Ok cool. I don't think there is a built-in option for griddata() that does what you want, so you will need to write it yourself.

This comes down to calculating the distances between N input data points and M interpolation points. This is simple enough to do but if you have a lot of points it can be slow at ~O(M*N). But here's an example that calculates the distances to allN data points, for each interpolation point. If the number of data points withing the radius is at least neighbors, it keeps the value. Otherwise is writes the value of NODATA.

neighbors is 4 because griddata() will use biilinear interpolation which needs points bounding the interpolants in each dimension (2*2 = 4).

#invec - input points Nx2 numpy array
#mvec - interpolation points Mx2 numpy array

#just some random points for example
N=100
invec = 10*np.random.random([N,2])

M=50
mvec = 10*np.random.random([M,2])

# --- here you would put your griddata() call, returning interpolated_values
interpolated_values = np.zeros(M)
NODATA=np.nan

radius = 5.0
neighbors = 4

for m in range(M):
    data_in_radius = np.sqrt(np.sum( (invec - mvec[m])**2, axis=1)) <= radius

    if np.sum(data_in_radius) < neighbors :
        interpolated_values[m] = NODATA

Edit: Ok re-read and noticed the input is really 2D. Example modified.

Just as an additional comment, this could be greatly accelerated if you first build a coarse mapping from each point mvec[m] to a subset of the relevant data points.
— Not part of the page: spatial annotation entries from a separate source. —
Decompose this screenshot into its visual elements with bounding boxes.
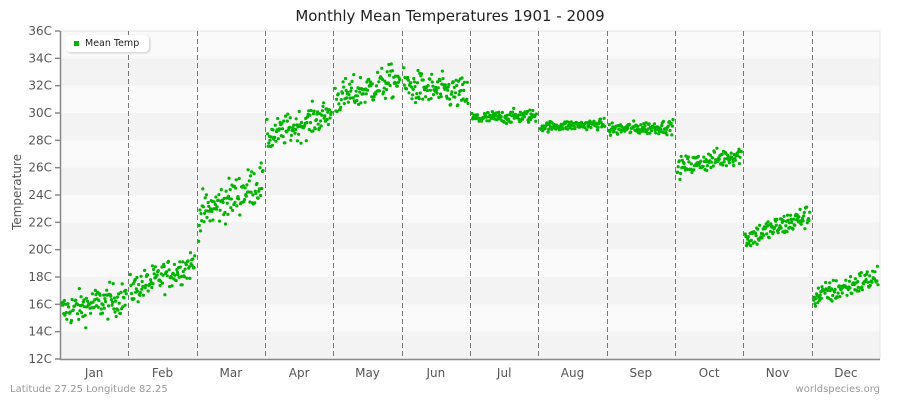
x-tick-label: Jan	[84, 366, 104, 380]
x-tick-label: May	[355, 366, 380, 380]
y-tick-label: 16C	[28, 297, 52, 311]
location-caption: Latitude 27.25 Longitude 82.25	[10, 384, 168, 395]
source-credit: worldspecies.org	[795, 384, 880, 395]
y-tick-label: 36C	[28, 24, 52, 38]
y-tick-label: 30C	[28, 106, 52, 120]
x-tick-label: Feb	[152, 366, 173, 380]
y-tick-label: 20C	[28, 243, 52, 257]
legend: Mean Temp	[66, 35, 150, 52]
x-tick-label: Oct	[699, 366, 720, 380]
y-tick-label: 32C	[28, 79, 52, 93]
grid-band	[60, 167, 880, 195]
x-tick-label: Mar	[220, 366, 243, 380]
y-tick-label: 28C	[28, 133, 52, 147]
x-tick-label: Nov	[766, 366, 789, 380]
y-tick-label: 34C	[28, 51, 52, 65]
chart-title: Monthly Mean Temperatures 1901 - 2009	[295, 7, 605, 25]
x-tick-label: Jun	[425, 366, 445, 380]
legend-label: Mean Temp	[85, 38, 140, 49]
y-tick-label: 24C	[28, 188, 52, 202]
x-tick-label: Apr	[289, 366, 310, 380]
y-tick-label: 12C	[28, 352, 52, 366]
x-tick-label: Aug	[561, 366, 584, 380]
y-axis-label: Temperature	[10, 154, 24, 231]
x-tick-label: Sep	[630, 366, 653, 380]
legend-swatch-icon	[74, 41, 79, 46]
x-tick-label: Dec	[834, 366, 857, 380]
x-tick-label: Jul	[496, 366, 511, 380]
y-tick-label: 18C	[28, 270, 52, 284]
y-tick-label: 14C	[28, 325, 52, 339]
y-tick-label: 22C	[28, 215, 52, 229]
y-tick-label: 26C	[28, 161, 52, 175]
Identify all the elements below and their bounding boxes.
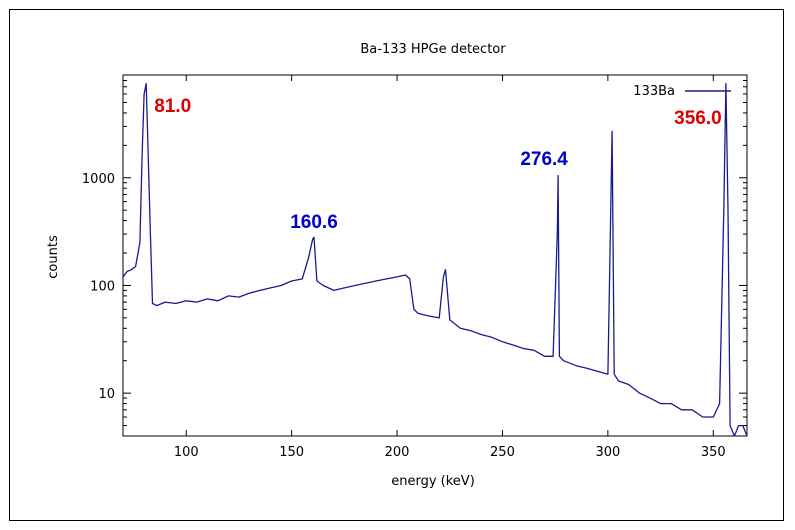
y-tick-label: 10 (98, 387, 115, 402)
y-tick-label: 1000 (82, 172, 115, 187)
peak-annotation: 160.6 (290, 212, 338, 233)
peak-annotation: 356.0 (674, 108, 722, 129)
series-line (122, 82, 748, 437)
x-axis-label: energy (keV) (391, 474, 475, 489)
y-axis-label: counts (46, 235, 61, 279)
legend: 133Ba (633, 84, 731, 99)
x-tick-label: 250 (490, 445, 515, 460)
x-tick-label: 150 (279, 445, 304, 460)
axis-ticks: 100 150 200 250 300 350 10 100 1000 (82, 75, 747, 460)
x-tick-label: 350 (701, 445, 726, 460)
x-tick-label: 300 (595, 445, 620, 460)
x-tick-label: 200 (385, 445, 410, 460)
x-tick-label: 100 (174, 445, 199, 460)
chart-title: Ba-133 HPGe detector (360, 42, 506, 57)
series-layer (122, 82, 748, 437)
peak-annotation: 81.0 (154, 96, 191, 117)
plot-area-border (122, 74, 748, 437)
y-tick-label: 100 (90, 279, 115, 294)
legend-label: 133Ba (633, 84, 675, 99)
annotations-layer: 81.0 160.6 276.4 356.0 (154, 96, 722, 233)
peak-annotation: 276.4 (520, 149, 568, 170)
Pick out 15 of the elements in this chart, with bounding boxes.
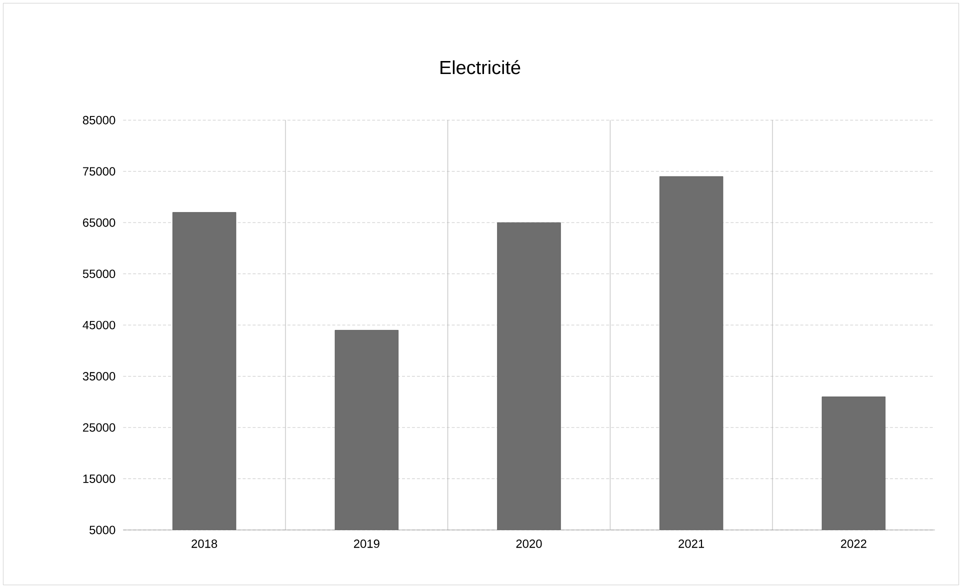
chart-title: Electricité [440, 60, 520, 74]
y-tick-label: 25000 [83, 423, 116, 432]
y-tick-label: 45000 [82, 320, 116, 330]
y-tick-label: 15000 [83, 474, 116, 483]
x-tick-label: 2020 [516, 539, 542, 548]
y-tick-label: 65000 [83, 218, 116, 227]
y-tick-label: 35000 [82, 372, 116, 380]
y-tick-label: 75000 [83, 167, 116, 176]
x-tick-label: 2018 [192, 539, 218, 548]
x-tick-label: 2021 [678, 539, 704, 548]
y-tick-label: 55000 [82, 270, 116, 278]
y-tick-label: 85000 [82, 116, 116, 124]
x-tick-label: 2022 [840, 539, 866, 548]
y-tick-label: 5000 [90, 526, 116, 534]
x-tick-label: 2019 [354, 539, 380, 548]
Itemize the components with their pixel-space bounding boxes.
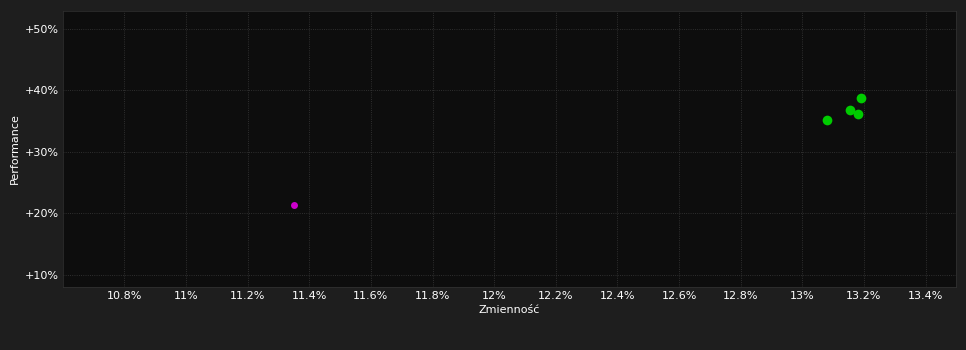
- Point: [850, 112, 866, 117]
- Point: [286, 203, 301, 208]
- Point: [819, 117, 835, 122]
- Y-axis label: Performance: Performance: [11, 113, 20, 184]
- Point: [853, 96, 868, 101]
- X-axis label: Zmienność: Zmienność: [479, 305, 540, 315]
- Point: [842, 107, 858, 113]
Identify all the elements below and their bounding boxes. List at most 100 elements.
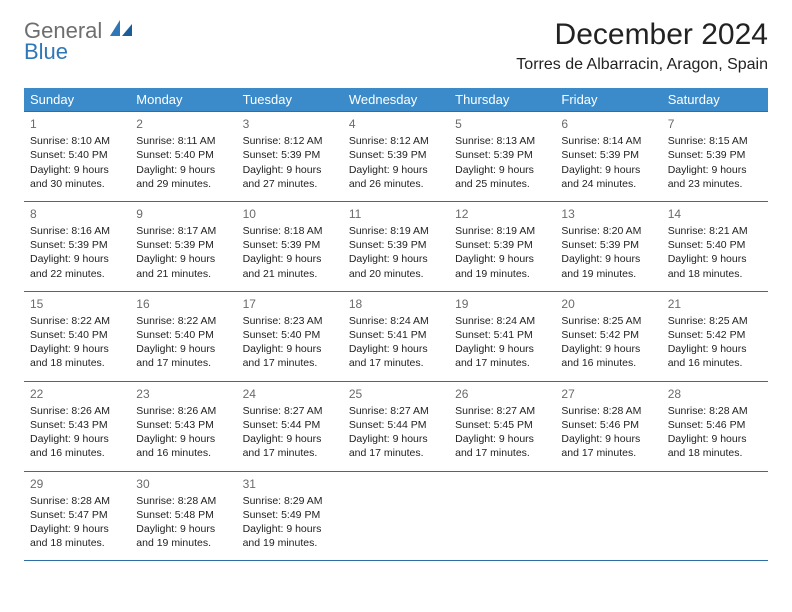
day-cell: 11Sunrise: 8:19 AMSunset: 5:39 PMDayligh… xyxy=(343,201,449,291)
week-row: 8Sunrise: 8:16 AMSunset: 5:39 PMDaylight… xyxy=(24,201,768,291)
day-cell: 27Sunrise: 8:28 AMSunset: 5:46 PMDayligh… xyxy=(555,381,661,471)
daylight-line: Daylight: 9 hours xyxy=(668,163,762,177)
daylight-line: and 18 minutes. xyxy=(30,536,124,550)
sunrise-line: Sunrise: 8:12 AM xyxy=(349,134,443,148)
dow-sunday: Sunday xyxy=(24,88,130,112)
daylight-line: Daylight: 9 hours xyxy=(349,163,443,177)
day-number: 23 xyxy=(136,386,230,402)
day-number: 13 xyxy=(561,206,655,222)
week-row: 29Sunrise: 8:28 AMSunset: 5:47 PMDayligh… xyxy=(24,471,768,561)
sunrise-line: Sunrise: 8:27 AM xyxy=(455,404,549,418)
daylight-line: Daylight: 9 hours xyxy=(243,252,337,266)
day-number: 1 xyxy=(30,116,124,132)
sunset-line: Sunset: 5:39 PM xyxy=(561,148,655,162)
day-number: 8 xyxy=(30,206,124,222)
day-cell: 16Sunrise: 8:22 AMSunset: 5:40 PMDayligh… xyxy=(130,291,236,381)
sunset-line: Sunset: 5:42 PM xyxy=(668,328,762,342)
daylight-line: and 25 minutes. xyxy=(455,177,549,191)
day-cell: 7Sunrise: 8:15 AMSunset: 5:39 PMDaylight… xyxy=(662,112,768,202)
empty-cell xyxy=(449,471,555,561)
day-number: 16 xyxy=(136,296,230,312)
day-number: 22 xyxy=(30,386,124,402)
empty-cell xyxy=(662,471,768,561)
daylight-line: Daylight: 9 hours xyxy=(349,342,443,356)
daylight-line: Daylight: 9 hours xyxy=(349,432,443,446)
daylight-line: and 27 minutes. xyxy=(243,177,337,191)
daylight-line: Daylight: 9 hours xyxy=(455,432,549,446)
day-cell: 23Sunrise: 8:26 AMSunset: 5:43 PMDayligh… xyxy=(130,381,236,471)
sunrise-line: Sunrise: 8:26 AM xyxy=(136,404,230,418)
sunset-line: Sunset: 5:40 PM xyxy=(30,328,124,342)
daylight-line: Daylight: 9 hours xyxy=(136,163,230,177)
sail-icon xyxy=(108,18,134,38)
daylight-line: and 17 minutes. xyxy=(349,356,443,370)
day-cell: 20Sunrise: 8:25 AMSunset: 5:42 PMDayligh… xyxy=(555,291,661,381)
day-number: 9 xyxy=(136,206,230,222)
day-cell: 28Sunrise: 8:28 AMSunset: 5:46 PMDayligh… xyxy=(662,381,768,471)
day-number: 30 xyxy=(136,476,230,492)
day-number: 29 xyxy=(30,476,124,492)
header-row: General Blue December 2024 Torres de Alb… xyxy=(24,18,768,74)
sunrise-line: Sunrise: 8:10 AM xyxy=(30,134,124,148)
daylight-line: and 19 minutes. xyxy=(243,536,337,550)
logo-word-blue: Blue xyxy=(24,40,134,63)
day-cell: 3Sunrise: 8:12 AMSunset: 5:39 PMDaylight… xyxy=(237,112,343,202)
daylight-line: and 20 minutes. xyxy=(349,267,443,281)
sunrise-line: Sunrise: 8:19 AM xyxy=(455,224,549,238)
sunrise-line: Sunrise: 8:26 AM xyxy=(30,404,124,418)
day-cell: 15Sunrise: 8:22 AMSunset: 5:40 PMDayligh… xyxy=(24,291,130,381)
day-number: 26 xyxy=(455,386,549,402)
day-cell: 13Sunrise: 8:20 AMSunset: 5:39 PMDayligh… xyxy=(555,201,661,291)
daylight-line: and 17 minutes. xyxy=(561,446,655,460)
sunset-line: Sunset: 5:42 PM xyxy=(561,328,655,342)
daylight-line: and 29 minutes. xyxy=(136,177,230,191)
sunrise-line: Sunrise: 8:22 AM xyxy=(30,314,124,328)
day-cell: 29Sunrise: 8:28 AMSunset: 5:47 PMDayligh… xyxy=(24,471,130,561)
week-row: 22Sunrise: 8:26 AMSunset: 5:43 PMDayligh… xyxy=(24,381,768,471)
sunrise-line: Sunrise: 8:27 AM xyxy=(243,404,337,418)
daylight-line: Daylight: 9 hours xyxy=(561,163,655,177)
day-number: 18 xyxy=(349,296,443,312)
location-text: Torres de Albarracin, Aragon, Spain xyxy=(516,56,768,74)
daylight-line: Daylight: 9 hours xyxy=(668,342,762,356)
sunrise-line: Sunrise: 8:25 AM xyxy=(561,314,655,328)
dow-saturday: Saturday xyxy=(662,88,768,112)
day-number: 27 xyxy=(561,386,655,402)
day-cell: 2Sunrise: 8:11 AMSunset: 5:40 PMDaylight… xyxy=(130,112,236,202)
day-cell: 1Sunrise: 8:10 AMSunset: 5:40 PMDaylight… xyxy=(24,112,130,202)
sunset-line: Sunset: 5:40 PM xyxy=(668,238,762,252)
daylight-line: and 21 minutes. xyxy=(136,267,230,281)
sunrise-line: Sunrise: 8:27 AM xyxy=(349,404,443,418)
daylight-line: and 26 minutes. xyxy=(349,177,443,191)
sunrise-line: Sunrise: 8:21 AM xyxy=(668,224,762,238)
dow-tuesday: Tuesday xyxy=(237,88,343,112)
daylight-line: and 17 minutes. xyxy=(455,356,549,370)
day-number: 2 xyxy=(136,116,230,132)
daylight-line: and 18 minutes. xyxy=(668,267,762,281)
daylight-line: Daylight: 9 hours xyxy=(30,522,124,536)
daylight-line: and 16 minutes. xyxy=(668,356,762,370)
day-cell: 12Sunrise: 8:19 AMSunset: 5:39 PMDayligh… xyxy=(449,201,555,291)
daylight-line: Daylight: 9 hours xyxy=(30,432,124,446)
daylight-line: Daylight: 9 hours xyxy=(136,522,230,536)
daylight-line: Daylight: 9 hours xyxy=(30,252,124,266)
daylight-line: Daylight: 9 hours xyxy=(243,163,337,177)
sunrise-line: Sunrise: 8:25 AM xyxy=(668,314,762,328)
daylight-line: and 23 minutes. xyxy=(668,177,762,191)
dow-monday: Monday xyxy=(130,88,236,112)
day-cell: 24Sunrise: 8:27 AMSunset: 5:44 PMDayligh… xyxy=(237,381,343,471)
day-number: 3 xyxy=(243,116,337,132)
daylight-line: Daylight: 9 hours xyxy=(243,342,337,356)
sunset-line: Sunset: 5:41 PM xyxy=(349,328,443,342)
logo: General Blue xyxy=(24,18,134,63)
daylight-line: and 19 minutes. xyxy=(455,267,549,281)
day-number: 15 xyxy=(30,296,124,312)
calendar-table: Sunday Monday Tuesday Wednesday Thursday… xyxy=(24,88,768,561)
sunrise-line: Sunrise: 8:28 AM xyxy=(668,404,762,418)
sunrise-line: Sunrise: 8:23 AM xyxy=(243,314,337,328)
logo-text: General Blue xyxy=(24,18,134,63)
sunset-line: Sunset: 5:39 PM xyxy=(349,148,443,162)
day-cell: 4Sunrise: 8:12 AMSunset: 5:39 PMDaylight… xyxy=(343,112,449,202)
daylight-line: Daylight: 9 hours xyxy=(455,163,549,177)
sunset-line: Sunset: 5:41 PM xyxy=(455,328,549,342)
The costliest step in the loop would change from

np.sqrt(np.sum( (invec - mvec[m])**2, axis=1))

to something like

np.sqrt(np.sum( (invec[subset[m]] - mvec[m])**2, axis=1))

There are plenty of ways to do this, for example using a Quadtree, hashing function, or 2D index. But whether this gives performance advantage depends on the application, how your data is structured, etc.